In der französischen Theologie des 20. Jahrhunderts wird Congar in einem Atemzug mit seinem Lehrer und Ordensbruder, dem geistigen Wegbereiter der „Arbeiterpriester“ Marie-Dominique Chenu (1895-1990) sowie mit den Jesuiten Henri de Lubac (1896-1991) und Jean Danielou (1905-1974) genannt. Sie alle firmieren unter dem Label der „Nouvelle Theologie“ (Neuen Theologie), die in den 1930er bis 1950er Jahren in kritischer Auseinandersetzung mit der römisch verordneten traditionellen Theologie der Scholastik und mit dem Marxismus das Verhältnis von Geschichtlichkeit und Wahrheit auslotete.

Geboren wurde Congar am 8. April 1904 im ostfranzösischen Sedan. Das Haus der Familie lag neben der protestantischen Kirche des Ortes; seit seiner Kindheit hatte er Kontakt mit Protestanten und Nichtchristen. Nach ersten Theologiestudien am Pariser Institut Catholique reifte in seiner Militärzeit im französisch besetzten Mainz der Entschluss, in den Dominikanerorden einzutreten.

Des „Modernismus“ verdächtigt

Schon bald nach seiner Priesterweihe 1929 entfaltete Congar eine rege Vortrags- und Publikationstätigkeit, ab 1931 als Dogmatik-Professor an der Dominikaner-Hochschule Le Saulchoir. Sein wichtigstes Thema: die Überwindung der Kirchenspaltung. Schon 1934 lud er den evangelisch-reformierten Theologen Karl Barth zu einer Gesprächsrunde ein. Auch Congars erstes großes Werk „Getrennte Christen“ (1937) befasste sich mit den Ursachen der Spaltung und gilt als Markstein der frühen Ökumene.

Durch den Zweiten Weltkrieg wurde Congars Wirken jäh unterbrochen. Fast fünf Jahre Kriegsgefangenschaft verbrachte er in Deutschland. Erst danach konnte er seine Themen wieder angehen: die liturgische Bewegung, das Gespräch mit den Protestanten, die Frage der Arbeiterpriester.

Letztere führte 1954 zu einem weiteren tiefen Einschnitt. Als die Kirchenleitung gegen Frankreichs „Linkskatholiken“ vorging und die Arbeiterpriester verbot, wurde Congar wie auch andere Dominikaner des „Modernismus“ verdächtigt und mit Lehr- und Publikationsverbot belegt. Sein „Exil“ verbrachte er in Jerusalem und als Bibliothekar in Cambridge.

Vordenker des Konzils

Der innovative Denker verstand diese Zeit der Prüfung als Übung in „aktiver Geduld“. Statt sich gekränkt zurückzuziehen, nutzte er die Jahre auch zum Weiterstudium, was sich beim Konzil auszahlte.
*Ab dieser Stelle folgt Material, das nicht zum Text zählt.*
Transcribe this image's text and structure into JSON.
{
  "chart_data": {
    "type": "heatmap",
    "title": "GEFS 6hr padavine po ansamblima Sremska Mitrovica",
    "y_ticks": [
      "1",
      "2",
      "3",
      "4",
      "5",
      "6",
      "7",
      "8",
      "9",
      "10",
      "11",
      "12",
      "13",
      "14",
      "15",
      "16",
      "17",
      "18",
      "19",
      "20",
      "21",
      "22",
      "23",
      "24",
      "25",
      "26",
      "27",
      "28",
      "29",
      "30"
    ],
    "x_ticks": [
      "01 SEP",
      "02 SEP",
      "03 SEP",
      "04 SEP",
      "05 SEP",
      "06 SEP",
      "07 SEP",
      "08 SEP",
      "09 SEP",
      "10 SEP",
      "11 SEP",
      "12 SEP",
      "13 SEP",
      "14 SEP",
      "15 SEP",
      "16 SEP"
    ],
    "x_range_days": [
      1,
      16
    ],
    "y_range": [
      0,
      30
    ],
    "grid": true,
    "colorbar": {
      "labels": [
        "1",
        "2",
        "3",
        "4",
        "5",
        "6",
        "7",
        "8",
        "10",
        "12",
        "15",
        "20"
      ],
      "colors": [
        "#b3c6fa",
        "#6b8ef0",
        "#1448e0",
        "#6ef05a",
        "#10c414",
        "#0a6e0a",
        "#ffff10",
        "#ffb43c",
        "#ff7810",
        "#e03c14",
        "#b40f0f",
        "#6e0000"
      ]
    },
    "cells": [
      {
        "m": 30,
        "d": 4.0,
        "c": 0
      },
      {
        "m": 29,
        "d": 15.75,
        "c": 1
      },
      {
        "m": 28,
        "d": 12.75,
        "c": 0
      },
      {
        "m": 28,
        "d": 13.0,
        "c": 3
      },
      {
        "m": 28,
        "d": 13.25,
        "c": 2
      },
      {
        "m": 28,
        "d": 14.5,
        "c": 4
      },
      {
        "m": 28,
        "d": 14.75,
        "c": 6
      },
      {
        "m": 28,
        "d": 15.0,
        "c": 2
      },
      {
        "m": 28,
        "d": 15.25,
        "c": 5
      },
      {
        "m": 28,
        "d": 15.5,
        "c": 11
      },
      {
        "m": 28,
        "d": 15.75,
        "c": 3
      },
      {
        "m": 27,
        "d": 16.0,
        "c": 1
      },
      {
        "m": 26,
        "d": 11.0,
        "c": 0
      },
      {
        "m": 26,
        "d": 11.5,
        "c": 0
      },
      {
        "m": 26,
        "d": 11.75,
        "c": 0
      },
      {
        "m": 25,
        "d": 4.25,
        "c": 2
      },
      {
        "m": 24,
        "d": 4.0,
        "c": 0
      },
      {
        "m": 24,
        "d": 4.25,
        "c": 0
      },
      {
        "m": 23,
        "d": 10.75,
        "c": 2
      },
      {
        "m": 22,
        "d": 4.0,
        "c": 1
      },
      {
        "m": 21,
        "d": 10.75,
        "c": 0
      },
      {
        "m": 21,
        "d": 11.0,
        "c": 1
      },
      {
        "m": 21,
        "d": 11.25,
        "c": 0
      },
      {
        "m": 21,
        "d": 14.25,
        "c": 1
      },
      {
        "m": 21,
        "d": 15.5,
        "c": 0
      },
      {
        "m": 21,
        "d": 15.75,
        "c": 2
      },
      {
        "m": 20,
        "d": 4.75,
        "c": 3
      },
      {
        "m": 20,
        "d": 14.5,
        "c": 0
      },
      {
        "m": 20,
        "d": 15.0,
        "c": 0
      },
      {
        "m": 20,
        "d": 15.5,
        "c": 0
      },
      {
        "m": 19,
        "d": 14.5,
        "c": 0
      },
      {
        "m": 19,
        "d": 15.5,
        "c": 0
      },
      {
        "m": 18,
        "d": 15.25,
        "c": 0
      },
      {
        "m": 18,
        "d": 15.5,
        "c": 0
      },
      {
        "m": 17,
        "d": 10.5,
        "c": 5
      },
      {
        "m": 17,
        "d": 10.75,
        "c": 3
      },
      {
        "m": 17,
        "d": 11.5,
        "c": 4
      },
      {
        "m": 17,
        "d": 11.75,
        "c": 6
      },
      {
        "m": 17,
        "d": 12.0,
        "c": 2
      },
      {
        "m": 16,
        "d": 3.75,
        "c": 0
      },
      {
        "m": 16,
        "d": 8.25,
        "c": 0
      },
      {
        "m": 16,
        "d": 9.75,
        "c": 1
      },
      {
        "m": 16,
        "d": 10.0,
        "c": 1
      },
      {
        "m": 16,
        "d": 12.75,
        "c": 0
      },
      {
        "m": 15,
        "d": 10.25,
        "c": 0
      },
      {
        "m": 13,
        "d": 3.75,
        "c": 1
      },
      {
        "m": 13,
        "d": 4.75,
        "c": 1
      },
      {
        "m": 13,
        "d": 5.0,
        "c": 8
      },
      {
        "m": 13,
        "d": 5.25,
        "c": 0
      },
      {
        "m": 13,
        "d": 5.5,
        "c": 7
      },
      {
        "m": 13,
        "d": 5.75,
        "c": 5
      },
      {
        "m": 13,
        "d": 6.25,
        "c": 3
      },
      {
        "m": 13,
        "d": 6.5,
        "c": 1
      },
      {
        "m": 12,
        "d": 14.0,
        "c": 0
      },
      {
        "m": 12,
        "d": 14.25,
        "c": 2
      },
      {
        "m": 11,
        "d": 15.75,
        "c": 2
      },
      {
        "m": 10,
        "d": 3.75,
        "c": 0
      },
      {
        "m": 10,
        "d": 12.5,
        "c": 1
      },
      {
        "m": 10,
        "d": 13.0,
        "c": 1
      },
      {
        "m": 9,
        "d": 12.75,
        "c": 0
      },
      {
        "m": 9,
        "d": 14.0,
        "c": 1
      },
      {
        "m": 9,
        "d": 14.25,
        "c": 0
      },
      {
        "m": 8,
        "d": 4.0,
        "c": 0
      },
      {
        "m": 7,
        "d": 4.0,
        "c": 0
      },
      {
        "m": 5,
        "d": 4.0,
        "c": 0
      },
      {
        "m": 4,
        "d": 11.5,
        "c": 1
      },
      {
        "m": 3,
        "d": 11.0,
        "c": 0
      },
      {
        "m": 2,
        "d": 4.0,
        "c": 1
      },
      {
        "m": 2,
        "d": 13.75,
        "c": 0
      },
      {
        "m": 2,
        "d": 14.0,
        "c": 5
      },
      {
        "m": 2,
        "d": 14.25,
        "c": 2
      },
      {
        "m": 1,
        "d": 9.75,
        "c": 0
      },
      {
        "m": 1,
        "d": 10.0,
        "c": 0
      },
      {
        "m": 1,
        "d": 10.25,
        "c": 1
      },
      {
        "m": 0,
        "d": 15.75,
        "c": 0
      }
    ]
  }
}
Papst Johannes XXIII. (1958-1963) berief ihn 1960 wie auch Henri de Lubac in die Vorbereitungskommission der Kirchenversammlung; eine semioffizielle Rehabilitierung.

Beim Konzil führte Congar als Peritus (Berater), wenn auch von Konservativen weiter beargwöhnt, unzählige Fachgespräche in Gremien und im Hintergrund, und speiste viele wichtige Impulse ein, etwa für die Pastoralkonstitution „Gaudium et Spes“ über die Kirche in der Welt von heute und für das Dekret über die Religionsfreiheit.
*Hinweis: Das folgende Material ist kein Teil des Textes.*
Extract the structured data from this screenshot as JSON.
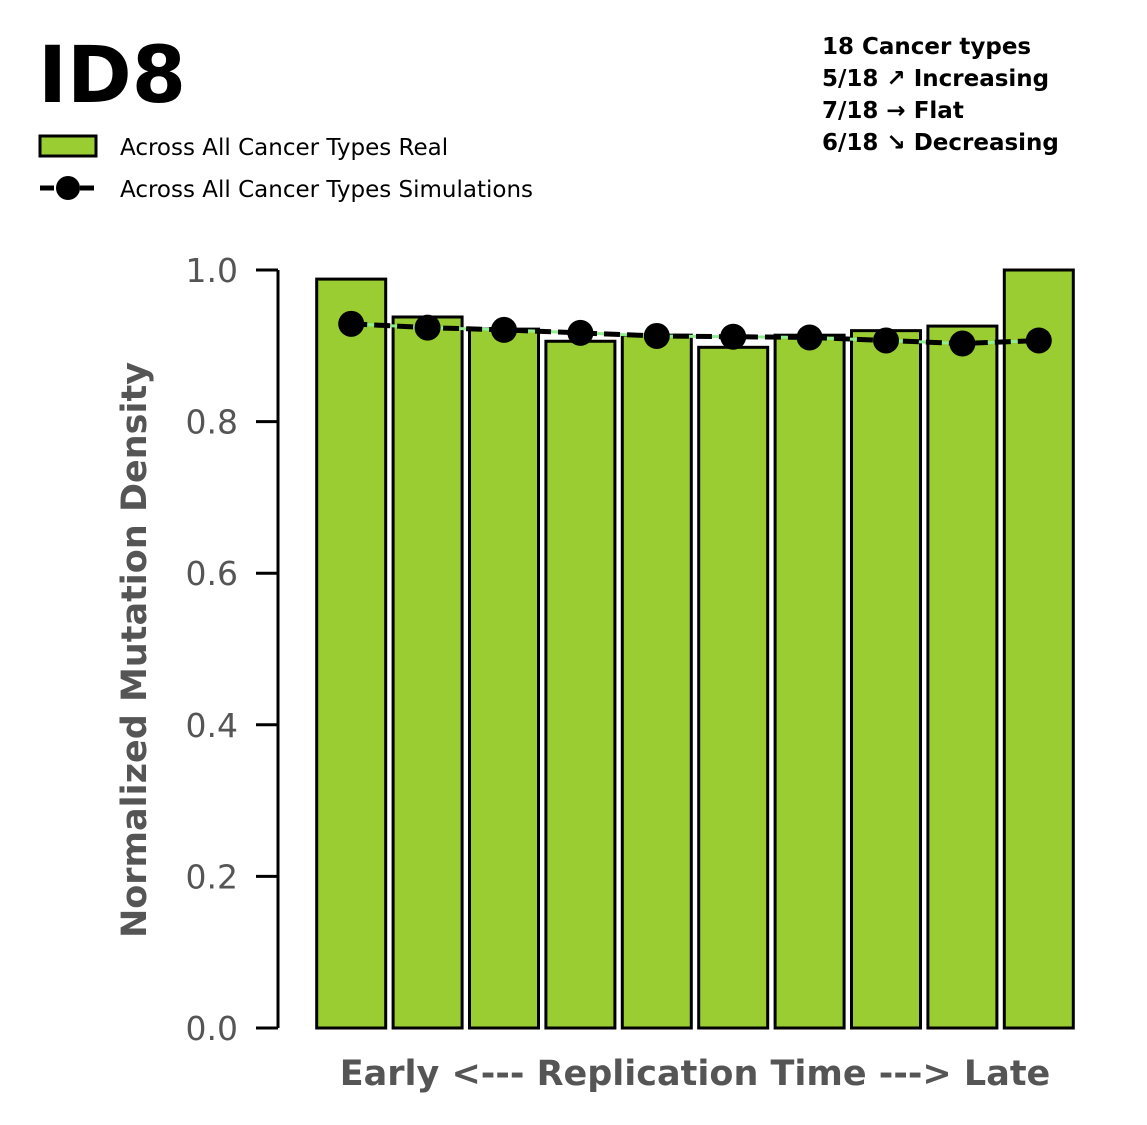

Ihm wird auch zugeschrieben, den antiken Begriff der „Kollegialität der Bischöfe“ wiederbelebt zu haben. Auch deshalb beargwöhnte Congar – trotz des guten persönlichen Verhältnisses zum Montini-Papst – die Inszenierungen zum Abschluss des Konzils und die Gesten Pauls VI. danach: „Da war ja nur der Papst. Er thronte wie ein Herrscher. Alles war auf ihn bezogen. Er schien weniger in der Kirche als vielmehr über ihr.“

Tückische Erkrankung

Just als endlich Congars Zeit gekommen zu sein schien, schlug das Schicksal ein drittes Mal zu, diesmal mit einer tückischen Rückenmarkserkrankung. Bald schon war er auf den Rollstuhl angewiesen. Anders als andere Vordenker des Konzils schreckte er nicht vor den kirchenpolitischen Strömungen der folgenden Jahre zurück; er blieb für die Befreiungstheologie ebenso offen wie für die Neuen geistlichen Bewegungen. Seine Tagebücher sind wichtige Quellen für die Geschichte der Theologie im 20. Jahrhundert.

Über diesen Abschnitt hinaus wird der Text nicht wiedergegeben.